“Time to get real, girl, you’re not in his arms anymore,” sings Holly Humberstone on her sophomore studio effort, Cruel World. Although it would be easy to categorize the record as a breakup album—there are too many references to past relationships to count—it would be better described as a front row seat to Humberstone growing into her own sound.
The singer made her name with somber, alt-pop numbers that speak to the modern adult experience, specifically on her aptly titled debut, Paint My Bedroom Black. The equally appropriately titled Cruel World doesn’t necessarily come to terms with the idea that the world is, in fact, cruel. Rather, it reckons with Humberstone’s place in it, and by extension all of ours, with a distinct ring of hope running through the track listing.

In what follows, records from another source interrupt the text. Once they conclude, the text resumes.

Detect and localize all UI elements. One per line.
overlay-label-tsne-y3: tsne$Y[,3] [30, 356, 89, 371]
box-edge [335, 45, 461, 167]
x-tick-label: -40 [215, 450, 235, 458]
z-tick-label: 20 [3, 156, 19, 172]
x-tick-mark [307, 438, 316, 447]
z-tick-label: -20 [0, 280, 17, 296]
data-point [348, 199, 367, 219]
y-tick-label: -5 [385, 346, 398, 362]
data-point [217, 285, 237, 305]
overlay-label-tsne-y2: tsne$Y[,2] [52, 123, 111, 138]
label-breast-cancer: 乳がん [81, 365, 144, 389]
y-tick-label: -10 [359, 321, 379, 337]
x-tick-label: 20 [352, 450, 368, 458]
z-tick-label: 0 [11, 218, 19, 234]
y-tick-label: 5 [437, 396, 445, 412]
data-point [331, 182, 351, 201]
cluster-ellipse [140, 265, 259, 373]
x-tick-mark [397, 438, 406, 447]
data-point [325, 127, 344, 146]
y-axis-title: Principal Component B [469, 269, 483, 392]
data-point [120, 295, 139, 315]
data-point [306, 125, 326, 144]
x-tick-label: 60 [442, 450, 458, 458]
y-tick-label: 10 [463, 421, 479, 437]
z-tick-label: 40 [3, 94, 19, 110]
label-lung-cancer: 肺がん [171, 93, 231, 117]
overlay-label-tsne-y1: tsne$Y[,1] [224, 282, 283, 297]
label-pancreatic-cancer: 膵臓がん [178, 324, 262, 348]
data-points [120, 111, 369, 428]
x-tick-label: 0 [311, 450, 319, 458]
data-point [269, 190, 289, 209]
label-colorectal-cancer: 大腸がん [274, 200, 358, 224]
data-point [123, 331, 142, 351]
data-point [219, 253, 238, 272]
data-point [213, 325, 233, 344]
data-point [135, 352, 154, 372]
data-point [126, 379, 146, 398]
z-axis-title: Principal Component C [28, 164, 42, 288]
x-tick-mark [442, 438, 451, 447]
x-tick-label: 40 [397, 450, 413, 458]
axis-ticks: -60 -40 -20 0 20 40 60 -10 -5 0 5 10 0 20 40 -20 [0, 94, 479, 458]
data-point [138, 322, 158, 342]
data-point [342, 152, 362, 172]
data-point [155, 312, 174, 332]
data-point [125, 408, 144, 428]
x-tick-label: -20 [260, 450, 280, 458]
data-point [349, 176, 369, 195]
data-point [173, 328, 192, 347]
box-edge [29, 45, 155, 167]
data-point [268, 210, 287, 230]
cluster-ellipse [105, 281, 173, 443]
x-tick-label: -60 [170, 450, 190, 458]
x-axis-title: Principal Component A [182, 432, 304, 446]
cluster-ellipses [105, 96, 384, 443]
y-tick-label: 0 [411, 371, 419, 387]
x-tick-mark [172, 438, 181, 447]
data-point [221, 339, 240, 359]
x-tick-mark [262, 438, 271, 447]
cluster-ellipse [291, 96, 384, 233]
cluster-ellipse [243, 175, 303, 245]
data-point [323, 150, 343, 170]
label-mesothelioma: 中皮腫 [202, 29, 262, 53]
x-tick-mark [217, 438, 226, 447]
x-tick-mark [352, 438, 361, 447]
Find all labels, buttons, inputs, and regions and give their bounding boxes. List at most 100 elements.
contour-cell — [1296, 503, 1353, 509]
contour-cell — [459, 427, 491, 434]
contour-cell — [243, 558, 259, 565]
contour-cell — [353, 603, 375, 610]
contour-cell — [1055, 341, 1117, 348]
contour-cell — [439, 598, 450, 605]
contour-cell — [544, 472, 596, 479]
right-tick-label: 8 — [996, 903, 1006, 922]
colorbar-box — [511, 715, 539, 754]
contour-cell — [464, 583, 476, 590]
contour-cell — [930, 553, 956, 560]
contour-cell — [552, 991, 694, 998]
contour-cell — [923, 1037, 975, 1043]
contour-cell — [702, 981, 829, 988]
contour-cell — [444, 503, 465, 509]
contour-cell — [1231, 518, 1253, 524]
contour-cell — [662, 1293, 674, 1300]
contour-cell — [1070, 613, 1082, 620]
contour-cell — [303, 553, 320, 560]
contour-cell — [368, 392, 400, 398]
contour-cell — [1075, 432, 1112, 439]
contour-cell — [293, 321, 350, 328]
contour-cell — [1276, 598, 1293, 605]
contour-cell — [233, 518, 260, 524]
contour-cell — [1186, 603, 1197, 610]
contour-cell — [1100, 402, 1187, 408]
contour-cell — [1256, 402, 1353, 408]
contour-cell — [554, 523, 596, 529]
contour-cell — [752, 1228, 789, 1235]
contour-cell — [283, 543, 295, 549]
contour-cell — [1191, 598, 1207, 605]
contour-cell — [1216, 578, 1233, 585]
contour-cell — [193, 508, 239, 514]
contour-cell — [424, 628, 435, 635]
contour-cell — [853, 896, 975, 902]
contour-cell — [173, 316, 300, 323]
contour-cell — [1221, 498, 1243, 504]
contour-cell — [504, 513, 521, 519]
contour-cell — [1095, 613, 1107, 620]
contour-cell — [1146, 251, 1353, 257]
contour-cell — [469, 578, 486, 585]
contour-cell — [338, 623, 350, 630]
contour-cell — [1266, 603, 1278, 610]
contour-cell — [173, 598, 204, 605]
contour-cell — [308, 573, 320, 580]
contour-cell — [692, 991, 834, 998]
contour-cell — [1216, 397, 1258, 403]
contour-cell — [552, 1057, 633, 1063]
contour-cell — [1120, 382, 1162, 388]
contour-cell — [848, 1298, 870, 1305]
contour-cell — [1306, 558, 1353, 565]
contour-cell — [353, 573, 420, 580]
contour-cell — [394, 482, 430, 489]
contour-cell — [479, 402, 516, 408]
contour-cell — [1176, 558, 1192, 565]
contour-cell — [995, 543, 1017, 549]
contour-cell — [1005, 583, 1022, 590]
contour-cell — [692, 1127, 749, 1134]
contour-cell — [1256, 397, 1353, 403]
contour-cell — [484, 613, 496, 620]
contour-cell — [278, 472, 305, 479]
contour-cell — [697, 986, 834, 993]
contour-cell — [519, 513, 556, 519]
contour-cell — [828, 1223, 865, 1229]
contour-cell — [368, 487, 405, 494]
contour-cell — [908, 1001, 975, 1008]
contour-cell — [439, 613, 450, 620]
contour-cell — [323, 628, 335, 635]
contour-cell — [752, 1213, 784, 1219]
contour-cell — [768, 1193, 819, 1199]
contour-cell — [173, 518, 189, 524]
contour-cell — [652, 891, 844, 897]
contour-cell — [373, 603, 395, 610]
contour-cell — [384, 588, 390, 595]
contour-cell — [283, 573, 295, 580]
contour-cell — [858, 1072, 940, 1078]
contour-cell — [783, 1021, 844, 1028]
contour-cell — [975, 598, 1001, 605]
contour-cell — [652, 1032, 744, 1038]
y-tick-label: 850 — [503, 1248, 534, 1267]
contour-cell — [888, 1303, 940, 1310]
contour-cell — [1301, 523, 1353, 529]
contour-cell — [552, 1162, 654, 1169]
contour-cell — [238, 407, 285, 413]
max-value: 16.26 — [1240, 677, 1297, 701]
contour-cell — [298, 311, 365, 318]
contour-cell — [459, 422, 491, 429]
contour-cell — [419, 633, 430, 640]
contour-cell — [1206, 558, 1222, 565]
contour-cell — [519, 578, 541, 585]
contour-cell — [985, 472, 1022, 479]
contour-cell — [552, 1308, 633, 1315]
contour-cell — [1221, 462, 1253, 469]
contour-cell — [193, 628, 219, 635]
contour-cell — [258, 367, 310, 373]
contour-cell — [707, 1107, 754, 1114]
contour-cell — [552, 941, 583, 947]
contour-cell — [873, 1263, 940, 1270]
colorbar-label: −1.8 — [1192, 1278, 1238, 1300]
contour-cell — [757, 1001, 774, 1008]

The LP opens with “Make It All Better”, a wishful sentiment we all yearn for in the current era, one where the world can no longer be made all better with a song. Still, Humberstone tries it anyway, yearning to grow old with someone: “I wanna be old and gross with you, matching tracksuits on a treadmill.”
It’s a wish that doesn’t exactly survive by the succeeding track, the second single “To Love Somebody”, which attempts to bridge the divide between who we once were and who we are now once a special person is no longer in our lives: “To love somebody / To hurt somebody / To lose somebody / Is to know you’re only human, honey.” Humberstone is known for an unabashed display of human emotion in her work, and Cruel World takes it to new heights.
As much as it’s steeped in its own sadness, the realm that Cruel World occupies is also as happy as a world like Humberstone’s can get. Indeed, as she waxes poetic about how cruel the world truly is without her former love on the title track, she’s right back in the thick of feeling everything all at once on “Die Happy”, the record’s lead single: “So hit the gas, I want it fast, want it reckless / Now all that matters is your name on my necklace.”
To live inside the singer’s cruel world is to embrace every side of ourselves, whether it’s wistful and depressive one moment and driving off the deep end (no pun intended) the next. A particular standout on the album is “White Noise,” which encompasses everything Humberstone holds dear on Cruel World: dancing it out in spite of being sad.
“Red Chevy” and “Drunk Dialling” are equally as representative of the album’s core themes, knowing full well that being both happy and sad simultaneously is one of the last forms of authentic human expression. She throws caution to the wind on the former, arguably the happiest song on the record, lamenting her obsession with someone sexy. Then, like clockwork on the latter, Humberstone is back to her old self: “I’m gonna put my New Rocks on and get into the groove / I should’ve been your baby doll / But, sugar, I was born to lose.” As she constantly oscillates between these two shades of herself, the singer holds true to the fact that with light comes inevitable darkness, and perhaps that’s the world’s cruellest trick of all.
Cruel World‘s best track, however, is the closer “Beauty Pageant”. Coming to terms with the impossible beauty standards placed upon women, which have only increased in the digital age, Humberstone also takes a hard look in the mirror, referencing a 25-year-old woman who would die for the applause. She hums over the chorus about being too young and too sad to understand the complexities of expectation: “I’ll strike a pose, I’m ready / Come on and make me pretty.”
Among her many talents, second-guessing herself is the one that makes Holly Humberstone’s music the most relatable. She blends this masterfully with the short attention span of a fickle business: “So I dance till I drop / Pull on my strings and wind me up / I’ll be your favourite, till I’m not.” Although she ends the album on a signature sad note, Cruel World still has a promising tone that shines through the clouds. In “To Love Somebody”, as Humberstone puts it, “It all breaks down, it always does / It all works out, it always does.” Somehow, try as we might, one cannot exist without the other.